By Ashleigh McIntosh
Representing the Queensland Sunfire team at the National Women’s AFL Championships last month involved a lot more than showcasing their football talents for Staci Trindle-Price, Ashleigh Singleton and Asta Naden.
The three Indiginous girls who identify as Indigenous Australians were not only representing their state but also their heritage.
“I love who I am. I am very proud to be an Indigenous woman,” said Singleton.
Trindle-Price shared her sentiments as another proud Indigenous woman.
“It means everything to me. That is how I identify so it is very important,” she said.
“My culture is very important, not only in sport but in every day. It is good that now it’s not shamed to be good at something. If you were good, even your own mob would be trying to pull you down, you wouldn’t want to be standing out from anybody but now people are achieving at a higher level and it is really good. I am really happy.”
Selection in the Sunfire squad proved another way in which Trindle-Price, Singleton and Naden could act as role models to other Indigenous youths and prove that even Indigenous females can make a name for themselves in the world of AFL.
Their involvement in AFL does not relate purely around their sporting prowess but represents their choice to live a healthy lifestyle and take any opportunities they are given head on.

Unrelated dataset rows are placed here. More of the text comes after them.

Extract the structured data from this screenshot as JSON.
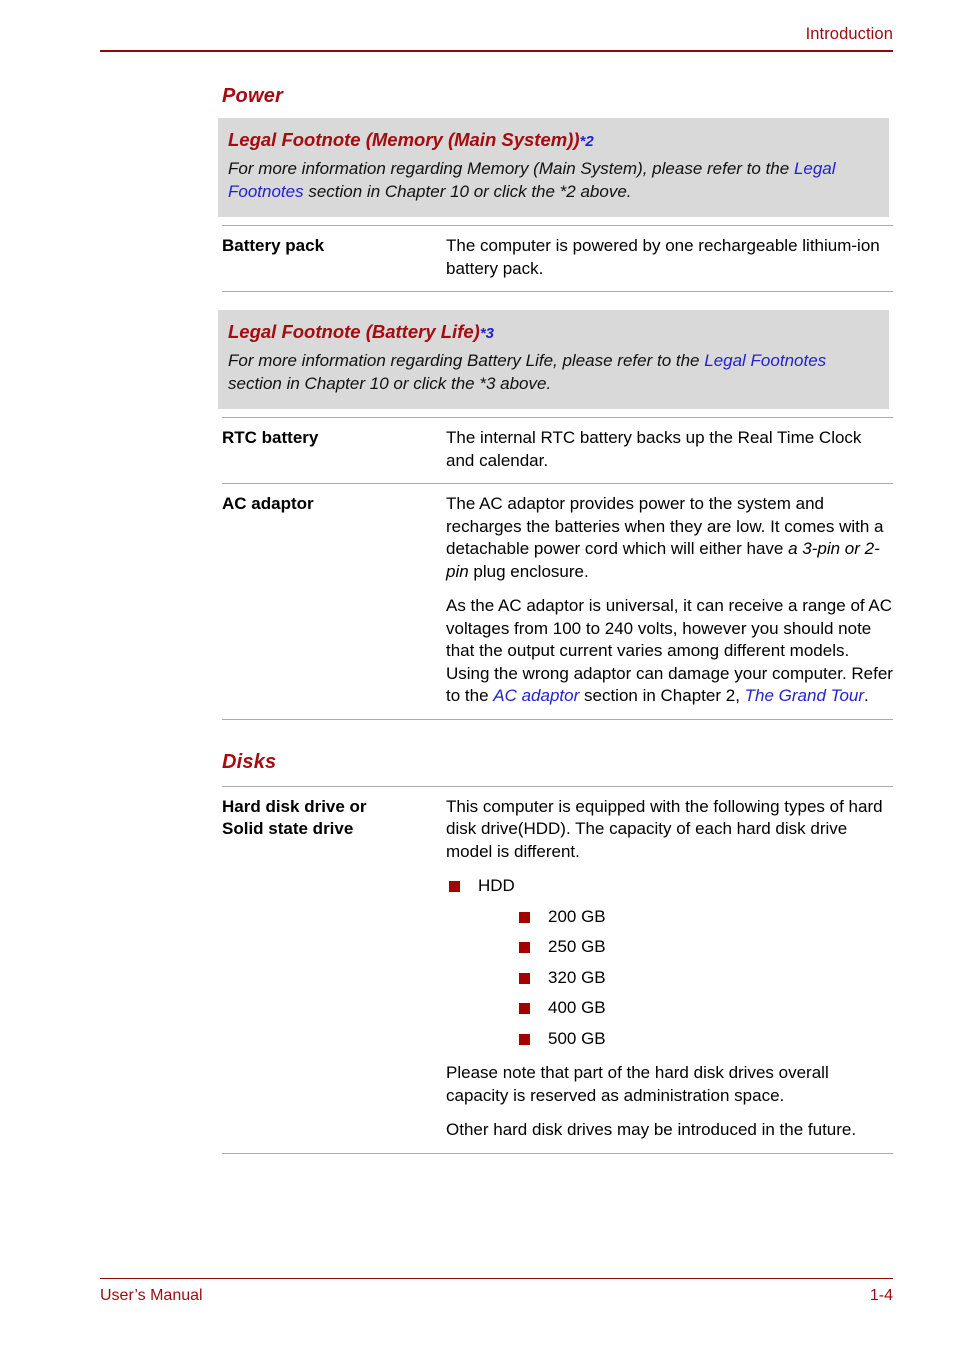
{
  "header": {
    "title": "Introduction"
  },
  "footer": {
    "left": "User’s Manual",
    "right": "1-4"
  },
  "sections": {
    "power": {
      "heading": "Power",
      "memory_footnote": {
        "title": "Legal Footnote (Memory (Main System))",
        "marker": "*2",
        "body_1": "For more information regarding Memory (Main System), please refer to the ",
        "link": "Legal Footnotes",
        "body_2": " section in Chapter 10 or click the *2 above."
      },
      "battery_pack": {
        "label": "Battery pack",
        "desc": "The computer is powered by one rechargeable lithium-ion battery pack."
      },
      "battery_footnote": {
        "title": "Legal Footnote (Battery Life)",
        "marker": "*3",
        "body_1": "For more information regarding Battery Life, please refer to the ",
        "link": "Legal Footnotes",
        "body_2": " section in Chapter 10 or click the *3 above."
      },
      "rtc_battery": {
        "label": "RTC battery",
        "desc": "The internal RTC battery backs up the Real Time Clock and calendar."
      },
      "ac_adaptor": {
        "label": "AC adaptor",
        "para1_a": "The AC adaptor provides power to the system and recharges the batteries when they are low. It comes with a detachable power cord which will either have ",
        "para1_em": "a 3-pin or 2-pin",
        "para1_b": " plug enclosure.",
        "para2_a": "As the AC adaptor is universal, it can receive a range of AC voltages from 100 to 240 volts, however you should note that the output current varies among different models. Using the wrong adaptor can damage your computer. Refer to the ",
        "para2_link1": "AC adaptor",
        "para2_b": " section in Chapter 2, ",
        "para2_link2": "The Grand Tour",
        "para2_c": "."
      }
    },
    "disks": {
      "heading": "Disks",
      "hard_disk": {
        "label_line1": "Hard disk drive or",
        "label_line2": "Solid state drive",
        "intro": "This computer is equipped with the following types of hard disk drive(HDD). The capacity of each hard disk drive model is different.",
        "bullet_hdd": "HDD",
        "capacities": [
          "200 GB",
          "250 GB",
          "320 GB",
          "400 GB",
          "500 GB"
        ],
        "note1": "Please note that part of the hard disk drives overall capacity is reserved as administration space.",
        "note2": "Other hard disk drives may be introduced in the future."
      }
    }
  },
  "colors": {
    "heading_red": "#A50B10",
    "rule_red": "#8C0A0C",
    "link_blue": "#2222CC",
    "callout_gray": "#D9D9D9",
    "bullet_red": "#A30000"
  }
}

“Regardless of whether they are Indigenous or not I think everybody should be involved in sport,” Trindle-Price said.
“I think sport is really important. It helps everybody get involved and it brings a lot of people together.”
Singleton’s involvement with Indigenous people in the community through working with the Department of Communities has further opened her eyes to the hardships and disadvantage these people face in everyday life.
“It is good that I am able to be a role model for other indigenous girls,” Singleton said.
“I have seen the other side of the coin when I go out to communities because of my work and a lot of kids are disadvantaged.
“It is good for them to be able to look up to me and say they want to be like me or they want to play at that level. The most important thing as an indigenous person is that you try to portray that education is everything.”
This week we celebrate NAIDOC week which highlights the issues that are still prevalent in Indigenous communities calling for everyone to contribute to even out the playing field and put Indigenous Australians on equal footing.
“It is a good chance for non-Indigenous people to experience our culture, get to learn where we come from, what we have had to endure and that the healing process is still occurring,” Singleton said.
“A lot of us are descendants from the people who were stolen but in that respect it is up to us to move forward and not stay stuck in the past and move together as one to alleviate racism.”
FROM BACK LEFT: Antoinette Daylight (Team Doctor), Ellie Martin (PNG-Born), Auntie Josie, Staci Trindle-Price, Asta Naden FRONT LEFT: Ashleigh Singleton.